Swords Orthodontics
17 Main St, Swords, Co Dublin, Ireland

Will any good come out of the coronavirus?

I think it may be like a war or other drivers of innovation. Every day I on my news feed, I see reports of clothes manufacturers diverting their activity to making surgical scrubs but also companies, individuals, schools coming up with ideas for 3D printing devices to help make protective visors or components for ventilators or equipment.

One upon a time our tools were stones and bones and sticks, then we moved on to bronze then iron. Wood can be put to a lot of purposes but it requires its own tools depending on what you want to do with it. Metals require even more complicated tools and equipment to work with, and they’ve evolved over the years from casting and forming to milling and injection moulding. As well as the tools there is considerable learning process and skill development and a fair bit of physical strength or effort required to get results.

Previously only major companies had the expensive equipment required to make something and whatever they made was the product or their designers and engineers and the ideas that informed them were the conclusions of their marketing and public relations people and sales representatives. So there was a long and complicated set of interactions for a product or device to be presented to the market – probably the same for a car as an orthodontic bracket.

Plastic was the new material of the 20th century but the 21st century has seen the tools for plastic fabrication becoming more accessible than ever before with 3D printing and computer design. Like most things to do with technology, it would have been unimaginable to me as a small child, despite growing up on a diet of science fiction.

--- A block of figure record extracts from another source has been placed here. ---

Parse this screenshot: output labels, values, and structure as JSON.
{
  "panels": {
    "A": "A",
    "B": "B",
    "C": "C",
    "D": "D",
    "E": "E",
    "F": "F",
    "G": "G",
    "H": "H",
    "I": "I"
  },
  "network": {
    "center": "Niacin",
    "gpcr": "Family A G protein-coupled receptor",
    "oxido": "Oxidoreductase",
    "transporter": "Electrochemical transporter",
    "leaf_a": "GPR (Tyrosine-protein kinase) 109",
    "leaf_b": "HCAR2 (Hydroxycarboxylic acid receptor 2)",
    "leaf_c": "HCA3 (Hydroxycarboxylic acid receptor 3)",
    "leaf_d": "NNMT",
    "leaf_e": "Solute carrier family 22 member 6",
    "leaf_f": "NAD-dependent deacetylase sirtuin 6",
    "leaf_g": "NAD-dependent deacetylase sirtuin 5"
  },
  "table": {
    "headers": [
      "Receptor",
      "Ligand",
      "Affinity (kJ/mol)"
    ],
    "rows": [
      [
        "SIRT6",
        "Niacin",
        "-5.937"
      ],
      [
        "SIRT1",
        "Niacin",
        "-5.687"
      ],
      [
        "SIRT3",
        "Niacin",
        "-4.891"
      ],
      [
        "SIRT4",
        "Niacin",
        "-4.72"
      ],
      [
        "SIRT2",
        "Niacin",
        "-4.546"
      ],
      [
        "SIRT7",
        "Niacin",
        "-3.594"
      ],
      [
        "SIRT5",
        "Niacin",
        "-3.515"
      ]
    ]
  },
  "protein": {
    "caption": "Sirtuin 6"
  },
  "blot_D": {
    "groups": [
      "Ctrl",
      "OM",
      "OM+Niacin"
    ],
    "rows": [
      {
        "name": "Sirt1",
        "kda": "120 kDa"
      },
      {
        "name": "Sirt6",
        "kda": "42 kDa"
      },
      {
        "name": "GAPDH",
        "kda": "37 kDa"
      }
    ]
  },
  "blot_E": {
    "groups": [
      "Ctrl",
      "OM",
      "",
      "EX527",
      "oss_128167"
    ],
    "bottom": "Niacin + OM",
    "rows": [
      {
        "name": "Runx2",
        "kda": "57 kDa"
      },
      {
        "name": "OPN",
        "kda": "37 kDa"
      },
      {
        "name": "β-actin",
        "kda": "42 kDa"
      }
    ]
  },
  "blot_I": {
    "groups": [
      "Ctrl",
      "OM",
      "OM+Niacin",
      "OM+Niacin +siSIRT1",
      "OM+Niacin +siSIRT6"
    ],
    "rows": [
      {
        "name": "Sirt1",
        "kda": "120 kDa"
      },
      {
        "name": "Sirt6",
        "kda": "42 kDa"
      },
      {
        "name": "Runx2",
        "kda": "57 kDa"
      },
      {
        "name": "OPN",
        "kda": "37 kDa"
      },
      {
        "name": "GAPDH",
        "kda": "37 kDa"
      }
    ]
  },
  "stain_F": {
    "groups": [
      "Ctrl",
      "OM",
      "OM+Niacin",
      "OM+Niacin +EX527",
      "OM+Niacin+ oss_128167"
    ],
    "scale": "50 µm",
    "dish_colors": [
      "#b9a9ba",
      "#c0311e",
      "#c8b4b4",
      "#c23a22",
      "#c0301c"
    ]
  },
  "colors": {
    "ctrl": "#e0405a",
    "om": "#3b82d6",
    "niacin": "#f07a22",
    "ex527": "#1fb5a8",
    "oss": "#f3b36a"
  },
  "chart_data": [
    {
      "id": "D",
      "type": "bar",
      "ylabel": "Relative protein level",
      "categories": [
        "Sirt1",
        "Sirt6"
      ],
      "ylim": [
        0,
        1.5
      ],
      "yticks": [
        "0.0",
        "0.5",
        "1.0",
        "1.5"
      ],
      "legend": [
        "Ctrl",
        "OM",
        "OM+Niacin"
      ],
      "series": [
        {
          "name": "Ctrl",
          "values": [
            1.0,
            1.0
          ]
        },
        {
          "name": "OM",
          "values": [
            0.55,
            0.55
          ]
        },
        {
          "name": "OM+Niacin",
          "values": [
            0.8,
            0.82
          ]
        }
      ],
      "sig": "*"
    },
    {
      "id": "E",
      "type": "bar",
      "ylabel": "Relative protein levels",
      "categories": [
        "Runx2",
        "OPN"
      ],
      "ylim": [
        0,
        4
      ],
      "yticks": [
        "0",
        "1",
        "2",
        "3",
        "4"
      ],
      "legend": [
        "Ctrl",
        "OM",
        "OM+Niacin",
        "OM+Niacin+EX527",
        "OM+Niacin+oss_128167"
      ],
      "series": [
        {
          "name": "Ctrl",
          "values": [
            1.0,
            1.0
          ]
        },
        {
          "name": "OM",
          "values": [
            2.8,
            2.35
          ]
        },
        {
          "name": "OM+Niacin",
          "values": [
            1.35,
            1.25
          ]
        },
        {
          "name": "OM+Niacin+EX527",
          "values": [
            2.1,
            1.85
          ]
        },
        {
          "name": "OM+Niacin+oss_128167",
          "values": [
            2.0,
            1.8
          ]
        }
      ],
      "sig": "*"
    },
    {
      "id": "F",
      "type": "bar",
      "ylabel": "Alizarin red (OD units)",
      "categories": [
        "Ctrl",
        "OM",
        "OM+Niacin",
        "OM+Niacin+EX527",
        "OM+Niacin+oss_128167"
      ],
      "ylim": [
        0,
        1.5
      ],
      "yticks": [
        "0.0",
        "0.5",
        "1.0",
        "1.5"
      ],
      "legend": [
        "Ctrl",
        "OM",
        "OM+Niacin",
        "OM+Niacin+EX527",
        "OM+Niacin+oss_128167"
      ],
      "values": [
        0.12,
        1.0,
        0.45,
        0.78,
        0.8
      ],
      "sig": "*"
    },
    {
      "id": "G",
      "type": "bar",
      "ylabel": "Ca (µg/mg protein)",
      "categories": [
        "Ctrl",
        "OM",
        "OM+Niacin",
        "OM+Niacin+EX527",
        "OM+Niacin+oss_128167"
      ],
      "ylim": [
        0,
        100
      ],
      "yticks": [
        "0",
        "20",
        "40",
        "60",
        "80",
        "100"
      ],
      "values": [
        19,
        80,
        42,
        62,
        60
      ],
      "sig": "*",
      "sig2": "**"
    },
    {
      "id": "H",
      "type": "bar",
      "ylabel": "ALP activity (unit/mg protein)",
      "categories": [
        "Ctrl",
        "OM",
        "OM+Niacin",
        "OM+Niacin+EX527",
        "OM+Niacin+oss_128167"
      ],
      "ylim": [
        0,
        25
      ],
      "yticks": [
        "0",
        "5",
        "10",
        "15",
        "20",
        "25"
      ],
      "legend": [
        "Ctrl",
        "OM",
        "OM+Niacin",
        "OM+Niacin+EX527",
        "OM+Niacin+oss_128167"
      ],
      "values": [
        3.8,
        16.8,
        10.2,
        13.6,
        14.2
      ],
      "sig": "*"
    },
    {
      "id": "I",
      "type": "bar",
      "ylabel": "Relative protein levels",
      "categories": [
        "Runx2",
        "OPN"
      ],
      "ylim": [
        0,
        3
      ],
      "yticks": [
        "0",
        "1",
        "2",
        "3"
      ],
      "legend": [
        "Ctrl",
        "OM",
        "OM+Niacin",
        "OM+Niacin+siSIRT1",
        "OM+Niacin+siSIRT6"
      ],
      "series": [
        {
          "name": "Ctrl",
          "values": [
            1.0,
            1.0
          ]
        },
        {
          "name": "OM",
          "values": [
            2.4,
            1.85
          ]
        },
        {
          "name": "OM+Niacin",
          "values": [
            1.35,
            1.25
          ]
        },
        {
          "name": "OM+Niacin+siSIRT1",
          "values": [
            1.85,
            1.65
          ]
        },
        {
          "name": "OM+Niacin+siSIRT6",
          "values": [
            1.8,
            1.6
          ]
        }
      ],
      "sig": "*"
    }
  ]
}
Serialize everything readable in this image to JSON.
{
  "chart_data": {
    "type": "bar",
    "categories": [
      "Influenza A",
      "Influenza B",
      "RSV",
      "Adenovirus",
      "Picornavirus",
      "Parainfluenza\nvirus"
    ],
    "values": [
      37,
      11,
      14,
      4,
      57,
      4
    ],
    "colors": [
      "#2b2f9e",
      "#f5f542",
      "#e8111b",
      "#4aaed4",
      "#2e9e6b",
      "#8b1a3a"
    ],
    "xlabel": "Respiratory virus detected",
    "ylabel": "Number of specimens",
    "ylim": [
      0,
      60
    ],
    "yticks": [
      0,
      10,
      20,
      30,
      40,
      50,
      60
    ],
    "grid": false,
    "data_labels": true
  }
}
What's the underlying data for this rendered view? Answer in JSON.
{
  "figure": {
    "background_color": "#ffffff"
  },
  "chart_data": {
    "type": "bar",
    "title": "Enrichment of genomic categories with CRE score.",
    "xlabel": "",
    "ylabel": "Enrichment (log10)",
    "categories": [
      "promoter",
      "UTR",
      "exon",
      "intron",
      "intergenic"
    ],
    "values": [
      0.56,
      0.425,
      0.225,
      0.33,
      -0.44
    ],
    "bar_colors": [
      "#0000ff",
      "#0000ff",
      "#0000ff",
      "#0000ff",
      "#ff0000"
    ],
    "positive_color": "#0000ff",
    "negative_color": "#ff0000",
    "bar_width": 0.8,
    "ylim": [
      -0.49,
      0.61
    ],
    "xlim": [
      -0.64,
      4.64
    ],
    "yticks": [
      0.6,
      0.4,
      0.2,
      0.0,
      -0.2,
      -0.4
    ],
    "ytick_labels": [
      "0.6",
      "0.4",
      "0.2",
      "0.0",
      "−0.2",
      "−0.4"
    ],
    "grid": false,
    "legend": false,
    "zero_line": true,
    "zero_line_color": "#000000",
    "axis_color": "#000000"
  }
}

 There’s a professor called Eric Von Hippel who came up with the idea “democratisation of innovation” where the users of a product or service come up with the ideas to develop them, and among these users some are “lead users” - they have a need for something much earlier than the general population. (It’s a bit like the Early Adopters on the Rogers Curve, except the the Lead Users seem to be a bit more active in driving the innovation rather than simply accepting it once it’s there.) With a challenge like the coronavirus, you have a lot of informed users (medical staff) having a massive need at once, such as for Personal Protective Equipment (PPE) like visors, respirator masks and gloves, gowns, aprons and larger pieces of equipment like ventilators, that’s way ahead of what normal manufacturing can relate to. There’s also a challenge to systems, which is a more invisible part of the delivery of a process – in this case critical health care.

New ways of doing things and making things will inevitably happen. Instead of a dozen companies producing stuff for a hundred million people, maybe a hundred will. And they won’t all do or make the same thing the same way. Many of them won’t be sustained when this is over because they’re not needed but some of them will likely be better than what we have and if we’re lucky, they’ll be incorporated into the normal way of doing things.

Even if that’s just handwashing, we’ll be better off as a result.